When I think of it, I was talking to a friend: Imagine that eight billion people, for the first time in human history, are together in some way or the other, joined in this collective responsibility to heal this planet. Can you imagine that everybody feels in some way or another part of this grand human mission? Whether we succeed or not, we don’t know, but we are all going to have to try, and who knows what boundless energies and virtues will come out of this manthan, this churn toward healing and regenerating this planet?

I feel that, especially in India with such a young population—sometimes I wonder, one of the big ideas playing out in the world today is like that schism between the idea of public order and individual freedom. I feel like something is getting reset. Even though technologies are enabling individual expression and freedom, there seems to be a demand and harkening back to an almost old Eastern idea of public order. These two ideas are playing out in the public spaces.

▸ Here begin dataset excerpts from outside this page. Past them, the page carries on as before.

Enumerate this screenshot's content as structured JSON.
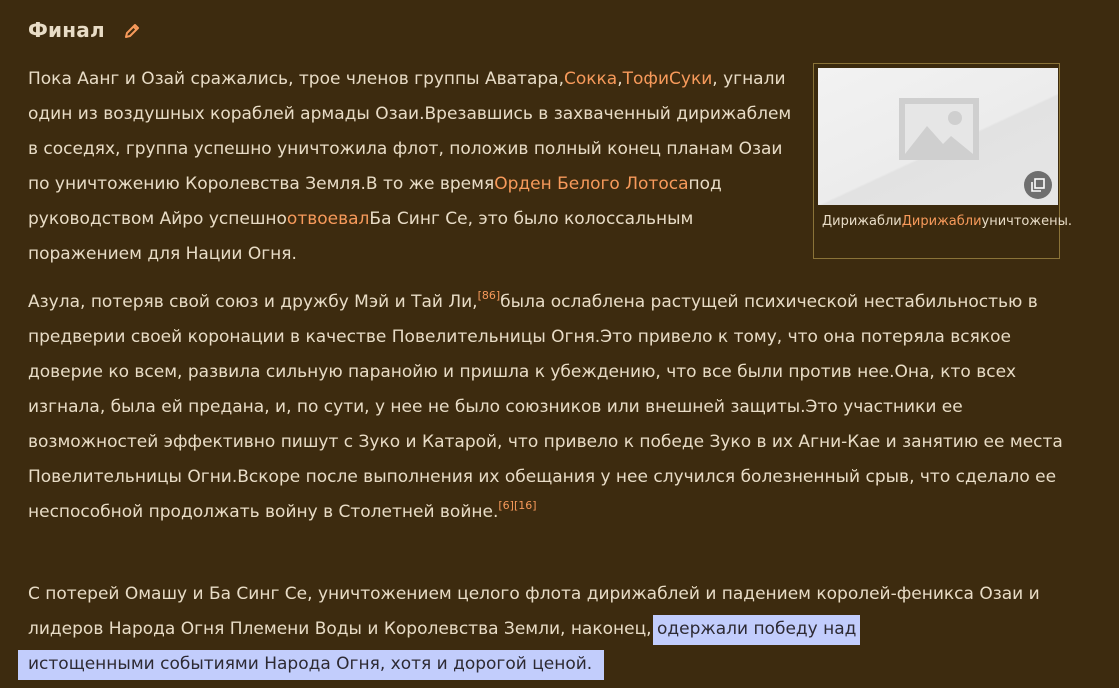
{
  "section": {
    "heading": "Финал"
  },
  "paragraph1": {
    "t1": "Пока Аанг и Озай сражались, трое членов группы Аватара,",
    "link_sokka": "Сокка",
    "sep1": ",",
    "link_toph": "Тофи",
    "link_suki": "Суки",
    "t2": ", угнали один из воздушных кораблей армады Озаи.Врезавшись в захваченный дирижаблем в соседях, группа успешно уничтожила флот, положив полный конец планам Озаи по уничтожению Королевства Земля.В то же время",
    "link_order": "Орден Белого Лотоса",
    "t3": "под руководством Айро успешно",
    "link_reclaimed": "отвоевал",
    "t4": "Ба Синг Се, это было колоссальным поражением для Нации Огня."
  },
  "paragraph2": {
    "t1": "Азула, потеряв свой союз и дружбу Мэй и Тай Ли,",
    "ref1": "[86]",
    "t2": "была ослаблена растущей психической нестабильностью в предверии своей коронации в качестве Повелительницы Огня.Это привело к тому, что она потеряла всякое доверие ко всем, развила сильную паранойю и пришла к убеждению, что все были против нее.Она, кто всех изгнала, была ей предана, и, по сути, у нее не было союзников или внешней защиты.Это участники ее возможностей эффективно пишут с Зуко и Катарой, что привело к победе Зуко в их Агни-Кае и занятию ее места Повелительницы Огни.Вскоре после выполнения их обещания у нее случился болезненный срыв, что сделало ее неспособной продолжать войну в Столетней войне.",
    "ref2": "[6]",
    "ref3": "[16]"
  },
  "paragraph3": {
    "t1": "С потерей Омашу и Ба Синг Се, уничтожением целого флота дирижаблей и падением королей-феникса Озаи и лидеров Народа Огня Племени Воды и Королевства Земли, наконец,",
    "highlight1": "одержали победу над",
    "highlight2": "истощенными событиями Народа Огня, хотя и дорогой ценой."
  },
  "figure": {
    "caption_t1": "Дирижабли",
    "caption_link": "Дирижабли",
    "caption_t2": "уничтожены."
  },
  "colors": {
    "background": "#3d2b0f",
    "text": "#e8dcc6",
    "link": "#f79a5b",
    "highlight": "#c2cdfc"
  },
  "icons": {
    "edit": "pencil-icon",
    "image_placeholder": "image-placeholder-icon",
    "expand": "expand-icon"
  }
}
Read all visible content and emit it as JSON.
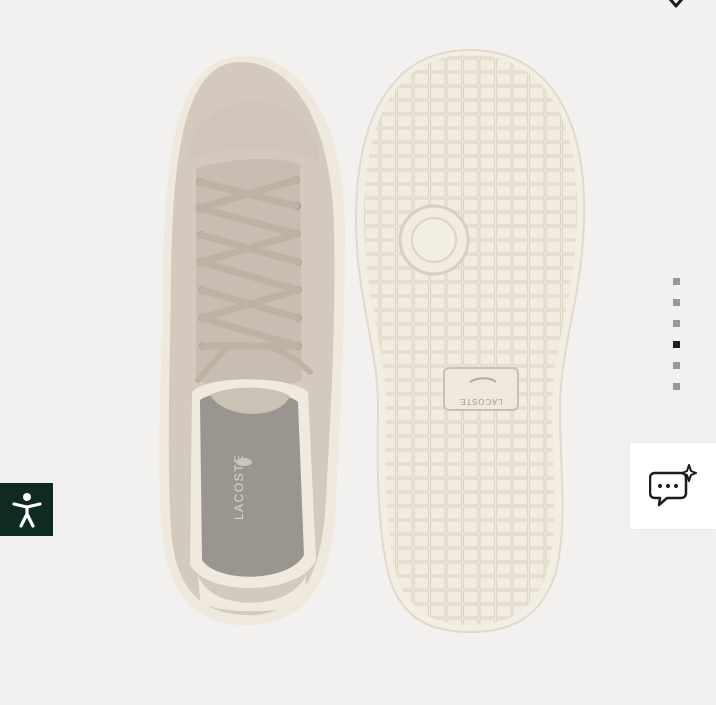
{
  "product": {
    "image_alt": "Lacoste sneaker, top view and outsole",
    "insole_brand_text": "LACOSTE",
    "sole_brand_text": "LACOSTE",
    "upper_color": "#d2c9bf",
    "sole_color": "#efe8dc"
  },
  "gallery": {
    "slide_count": 6,
    "active_slide": 4
  },
  "widgets": {
    "accessibility_label": "Accessibility",
    "chat_label": "Chat"
  },
  "colors": {
    "background": "#f2f1f0",
    "accessibility_bg": "#0f2a1e",
    "dot_inactive": "#9a9896",
    "dot_active": "#1f1f1f"
  }
}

It’ll be very interesting to see, in a young country like India, what prevails in this contest between how much can you restrict individual actions and freedoms to create the idea of a certain public order. I think that’s playing out. I’m very optimistic that young people want their freedoms and want their ability to experiment in their personal lives and in their social spaces and definitely in their livelihoods. I think that grand thing is playing out in India right now. With some difficulties, as everywhere in the world—there seems to be a trend toward authoritarianism in the pursuit of this public order and development model. That’s playing out in India, but India is so diverse.

They say the map and the territory are different. The headlines and what’s happening in the country are two completely different things. When I travel in the field, that’s when I come back full of hope, that people are doing things to change their surroundings for the better. They have hope; they have optimism. They think things in India are going to get better economically, socially. There is a new sense that India is on the move, and sometimes just having that sense makes that come true because you’re doing things differently. You see that a lot across the country.

RAJAGOPALAN: I completely agree. I live in the United States, and when I’m not in India, all I’m consuming is news and Twitter and opinion pages, and it can leave one feeling a little bit of despair. The moment I visit India, it’s just optimism all the way, because it is so different to be on the ground. As you said, it’s not that the headlines are necessarily untrue, but it is that they are one part of what’s going on in India.

And just the boundless entrepreneurship and energy, especially among young people—India is a very young country. That also makes me very hopeful every time I do visit India. I’ll see you in my next trip to India, and I look forward to that. Thank you so much for doing this. This was such a pleasure. The book is fantastic, and everybody should read it, and I hope you write more books about each of these three aspects, samaaj, sarkar and bazaar, but especially more on samaaj.

NILEKANI: Thank you so much, Shruti. Thank you for the conversation.